A resolução dos problemas relacionados aos equipamentos tecnológicos
em si não garante a superação dos obstáculos à permanência dos
participantes de cursos a distância. Aprender a lidar com a informática e usá-la
na preparação e transmissão de materiais são domínios adquiridos com menor
dificuldade se compararmos com o processo cognitivo, social e cultural que
envolve o processo de aprendizagem colaborativa em rede.
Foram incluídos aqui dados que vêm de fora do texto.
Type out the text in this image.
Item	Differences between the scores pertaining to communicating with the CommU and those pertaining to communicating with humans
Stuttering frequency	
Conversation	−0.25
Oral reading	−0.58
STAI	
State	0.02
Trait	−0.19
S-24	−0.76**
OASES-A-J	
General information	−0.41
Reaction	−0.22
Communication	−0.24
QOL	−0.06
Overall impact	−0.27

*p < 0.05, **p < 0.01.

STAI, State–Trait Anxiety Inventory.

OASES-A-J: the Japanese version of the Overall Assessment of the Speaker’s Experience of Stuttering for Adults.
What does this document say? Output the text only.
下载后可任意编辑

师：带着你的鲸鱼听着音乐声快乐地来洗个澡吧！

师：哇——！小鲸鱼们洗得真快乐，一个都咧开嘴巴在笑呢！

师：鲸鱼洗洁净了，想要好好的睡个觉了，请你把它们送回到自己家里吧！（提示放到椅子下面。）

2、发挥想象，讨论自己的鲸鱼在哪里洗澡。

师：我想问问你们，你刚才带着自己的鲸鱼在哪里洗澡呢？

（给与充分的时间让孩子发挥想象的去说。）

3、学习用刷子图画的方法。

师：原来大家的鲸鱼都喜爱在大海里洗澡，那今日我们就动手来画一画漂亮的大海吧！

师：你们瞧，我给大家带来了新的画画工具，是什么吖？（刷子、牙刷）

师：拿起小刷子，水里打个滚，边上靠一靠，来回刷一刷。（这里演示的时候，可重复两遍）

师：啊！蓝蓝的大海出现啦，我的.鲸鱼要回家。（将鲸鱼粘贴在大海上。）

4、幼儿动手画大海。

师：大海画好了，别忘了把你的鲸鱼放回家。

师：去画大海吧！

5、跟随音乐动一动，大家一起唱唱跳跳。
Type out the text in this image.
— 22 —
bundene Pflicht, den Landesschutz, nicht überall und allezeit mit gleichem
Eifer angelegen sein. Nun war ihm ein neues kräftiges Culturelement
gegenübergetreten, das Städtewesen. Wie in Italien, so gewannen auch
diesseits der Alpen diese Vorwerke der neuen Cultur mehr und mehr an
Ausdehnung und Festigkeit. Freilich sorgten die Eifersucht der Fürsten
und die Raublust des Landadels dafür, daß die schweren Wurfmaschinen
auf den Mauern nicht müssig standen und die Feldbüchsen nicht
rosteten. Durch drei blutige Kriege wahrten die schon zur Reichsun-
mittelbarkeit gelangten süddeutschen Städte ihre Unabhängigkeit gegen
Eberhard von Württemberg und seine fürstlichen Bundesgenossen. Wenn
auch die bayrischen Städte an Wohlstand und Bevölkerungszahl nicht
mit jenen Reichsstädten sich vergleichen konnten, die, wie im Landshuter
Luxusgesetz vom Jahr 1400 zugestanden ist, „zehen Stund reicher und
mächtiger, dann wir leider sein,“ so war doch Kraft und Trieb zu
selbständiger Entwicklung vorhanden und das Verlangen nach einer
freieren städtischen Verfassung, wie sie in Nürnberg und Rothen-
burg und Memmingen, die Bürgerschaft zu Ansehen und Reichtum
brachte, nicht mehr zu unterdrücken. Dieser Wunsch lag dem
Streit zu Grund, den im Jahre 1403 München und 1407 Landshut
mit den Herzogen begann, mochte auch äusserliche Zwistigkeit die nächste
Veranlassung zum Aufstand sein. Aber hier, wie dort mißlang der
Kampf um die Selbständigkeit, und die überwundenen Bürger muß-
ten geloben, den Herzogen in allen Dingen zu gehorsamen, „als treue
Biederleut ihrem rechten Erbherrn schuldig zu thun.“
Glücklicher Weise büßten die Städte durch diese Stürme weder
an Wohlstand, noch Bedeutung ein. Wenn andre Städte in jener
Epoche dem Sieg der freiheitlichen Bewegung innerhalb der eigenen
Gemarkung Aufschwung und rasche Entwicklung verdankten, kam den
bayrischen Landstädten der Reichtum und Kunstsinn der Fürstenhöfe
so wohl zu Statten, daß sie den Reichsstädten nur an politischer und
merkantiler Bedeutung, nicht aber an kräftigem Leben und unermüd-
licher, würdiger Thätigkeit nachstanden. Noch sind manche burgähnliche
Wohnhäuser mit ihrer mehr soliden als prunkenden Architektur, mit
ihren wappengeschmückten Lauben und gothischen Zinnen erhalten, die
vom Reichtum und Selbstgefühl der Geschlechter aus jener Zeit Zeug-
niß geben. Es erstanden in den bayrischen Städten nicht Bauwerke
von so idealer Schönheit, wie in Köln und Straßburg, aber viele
Portanto, a apropriação dos processos tecnológicos será mais adequada
se ocorrer juntamente com a formação pedagógica, para que o professor esteja
capacitado a manter uma postura reflexiva no processo educativo. Iniciativas
como a realizada por meio do Curso de “Tecnologia de Ensino a Distância” são
importantes neste momento de mudanças, de adaptação a novas formas de ensina
e aprender e de avanço tecnológico. Mas, é desejável que o preparo do
professor para o exercício da docência, no atual contexto, comece na formação
inicial e continue ao longo de sua carreira. Isto será favorecido se este
profissional estiver conectado em rede, socializando experiências e com prontidão
para rever antigos conceitos e práticas.
5.
Referência bibliográfica
AZEVÊDO,
Wilson. Muito além do jardim de infância:
o desafio do preparo do aluno e do professor, 1998. http://www.widebiz.com.br/gente/azevedo/ead100.html
(Acessado em 23/07/2000)
CORRÊA,
Juliane. Educação a distância democratiza o ensino no Brasil. Informativo
da Educação. Belo Horizonte, Fumarc, janeiro de 2001. p. 3 - 4.
LÉVY,
Pierre. Cibercultura. São Paulo: Ed.
34, 1999.
MORAES,
Maria Cândida. O paradigma educacional emergente: implicações na formação
do professor e nas práticas pedagógicas. Em
Aberto, ano 16, n.º 70, abr/jun 1996.